Best Air Fryer Deals UK 2026
If you've ever wondered whether the price tag on an air fryer at a major UK retailer represents a genuine saving or simply a markdown from an inflated "was" price, this page is built to answer that. We track real transaction prices across UK retailers over time, and what you see in the data band above reflects that history — not manufacturer RRPs or promotional fiction. The figures shown give you a grounded sense of what air fryers actually cost day to day, and how much genuine movement there is when retailers run sales.
Across 6 months we've tracked 43 air fryer product lines — here's what the price data shows.
What we've tracked
Plus 37 more product lines tracked, ranging £80–£262.
How to choose the right air fryer
The single most consequential choice in buying an air fryer is capacity relative to how you actually cook, not how you imagine you might cook. A compact single-basket model suits one or two people preparing straightforward sides, but families quickly find themselves running multiple batches, which largely defeats the efficiency argument. Dual-zone models, such as the Ninja MAX 6-in-1 Dual Zone Air Fryer 9.5L, address this by letting you cook two different foods at different temperatures simultaneously — a genuinely practical feature rather than a marketing embellishment. The newer stacked drawer format, like the Ninja Double Stack XL 9.5L Air Fryer, achieves comparable capacity in a notably smaller footprint, which matters a great deal in typical UK kitchens where worktop space is at a premium. Think carefully about the physical dimensions of any model before you buy, because capacity in litres tells you nothing about how much counter it will occupy.
Beyond size, the proliferation of function counts — four-in-one, seven-in-one — deserves scepticism. Additional modes are genuinely useful only if they replace appliances you already own or would otherwise buy. The glass-bowl designs, such as the Ninja CRISPi 4-in-1 Portable Glass Air Fryer or the larger Ninja CRISPi PRO 7-in-1 XL Glass Air Fryer, offer the practical advantage of being able to see what is cooking without opening the drawer and losing heat, and the glass vessel is somewhat easier to clean than textured non-stick baskets — but neither of those traits justifies paying a significant premium if the function count is otherwise surplus to your needs. Where tracked price history earns its keep is precisely here: knowing what a model has historically sold for tells you whether a retailer's current "seven functions for the price of five" promotion actually reflects a price reduction, or whether the launch price was always artificially high to make the current figure look attractive.
Who should look elsewhere
If you cook in very large volumes — roasting a full joint, baking bread, or regularly feeding more than four or five people in a single sitting — a countertop air fryer is likely to frustrate you regardless of which model you choose, and a compact oven with a convection or fan-assisted setting may serve you better without the capacity compromise. Equally, if your budget sits firmly at the lower end of the market, it is worth being honest that the tracked range shown on this page skews towards established mid-to-premium brands; there are cheaper air fryers from less prominent manufacturers that may suit a tighter budget, and our tracked set does not cover the full breadth of what is available in the UK market. Anyone with very limited worktop space and no permanent storage option should also consider whether any air fryer — including the more upright, space-conscious designs like the Ninja Air Fryer PRO 4.7L — is genuinely workable in their kitchen before committing.
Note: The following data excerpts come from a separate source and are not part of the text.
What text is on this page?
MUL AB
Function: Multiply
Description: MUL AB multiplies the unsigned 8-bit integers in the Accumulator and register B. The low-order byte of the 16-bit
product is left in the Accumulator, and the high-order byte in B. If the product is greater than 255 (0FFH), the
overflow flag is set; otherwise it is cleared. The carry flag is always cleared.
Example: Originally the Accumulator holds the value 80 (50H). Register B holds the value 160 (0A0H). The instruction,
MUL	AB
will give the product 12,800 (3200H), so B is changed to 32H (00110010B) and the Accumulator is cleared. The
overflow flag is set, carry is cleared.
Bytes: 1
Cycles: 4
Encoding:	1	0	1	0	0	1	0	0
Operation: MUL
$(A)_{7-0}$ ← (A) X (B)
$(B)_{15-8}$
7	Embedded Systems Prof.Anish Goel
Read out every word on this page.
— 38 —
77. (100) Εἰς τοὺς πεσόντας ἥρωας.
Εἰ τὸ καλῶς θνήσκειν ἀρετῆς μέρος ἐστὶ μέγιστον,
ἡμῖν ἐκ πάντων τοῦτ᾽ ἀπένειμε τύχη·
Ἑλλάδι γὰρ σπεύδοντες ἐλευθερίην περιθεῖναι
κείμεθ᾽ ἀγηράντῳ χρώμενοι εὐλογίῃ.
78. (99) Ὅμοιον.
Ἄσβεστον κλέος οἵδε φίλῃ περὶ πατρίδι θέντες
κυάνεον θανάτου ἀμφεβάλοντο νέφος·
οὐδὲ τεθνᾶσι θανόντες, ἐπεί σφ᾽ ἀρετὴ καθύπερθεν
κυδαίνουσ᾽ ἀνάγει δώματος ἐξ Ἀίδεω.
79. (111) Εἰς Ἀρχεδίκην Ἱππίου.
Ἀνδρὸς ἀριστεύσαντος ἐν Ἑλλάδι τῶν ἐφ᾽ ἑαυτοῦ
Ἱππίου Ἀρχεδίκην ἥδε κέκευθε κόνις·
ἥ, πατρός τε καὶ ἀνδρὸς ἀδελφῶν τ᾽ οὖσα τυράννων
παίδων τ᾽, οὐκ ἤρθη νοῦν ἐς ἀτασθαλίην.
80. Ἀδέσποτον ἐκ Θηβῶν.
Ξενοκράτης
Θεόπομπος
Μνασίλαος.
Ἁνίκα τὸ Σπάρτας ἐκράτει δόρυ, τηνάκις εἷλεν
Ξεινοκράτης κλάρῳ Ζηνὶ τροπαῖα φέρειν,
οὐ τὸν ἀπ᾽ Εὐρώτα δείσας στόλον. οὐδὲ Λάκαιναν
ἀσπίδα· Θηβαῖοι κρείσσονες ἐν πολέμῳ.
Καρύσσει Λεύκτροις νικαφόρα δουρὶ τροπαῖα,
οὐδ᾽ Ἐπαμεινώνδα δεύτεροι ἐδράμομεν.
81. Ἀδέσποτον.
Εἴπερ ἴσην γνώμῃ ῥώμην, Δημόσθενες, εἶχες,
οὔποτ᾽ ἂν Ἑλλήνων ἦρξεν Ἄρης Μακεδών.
Frequently Asked Questions
Air fryer prices span a wide range depending on capacity, brand, and features, so there is no single figure that covers them all — the price data on this page shows the current tracked range across the models listed. Use the figures in the band above to get a clear picture of where prices sit right now for the specific units we follow.
Our tracked history reveals that the gap between a high price and a low price on the same air fryer can be substantial, and the savings are not trivial. Check the tracked range shown for each model on this page to see exactly how far prices have dropped in the past and judge whether the current price is worth acting on.
The price data on this page tells you whether the current price of a tracked air fryer sits near its historic low or is still elevated — that is the only reliable way to answer this for a specific model. If the figures in the band above show the current price is close to the recorded low, waiting is unlikely to save you much more.
Our tracked history reveals that air fryer prices do dip noticeably during major UK retail sale periods, though the timing and depth of those drops varies by model and retailer. Rather than guessing, the price data on this page shows the historic lows for each tracked air fryer so you can see whether a current sale price is genuinely the lowest it has been.
The historic low for each air fryer we follow is shown in the figures in the band above, so you can compare it directly against today's price without relying on a retailer's own claims. Our tracked history reveals that these floor prices are sometimes reached only briefly, which is why having that reference point matters.
Retailers sometimes raise the reference price of an air fryer before a sale to make the discount appear larger than it really is, a tactic our price tracking is specifically designed to expose. The tracked range shown on this page lets you compare the current price against the full price history, so you can see at a glance whether a claimed deal reflects a real drop or is closer to what the model normally sells for.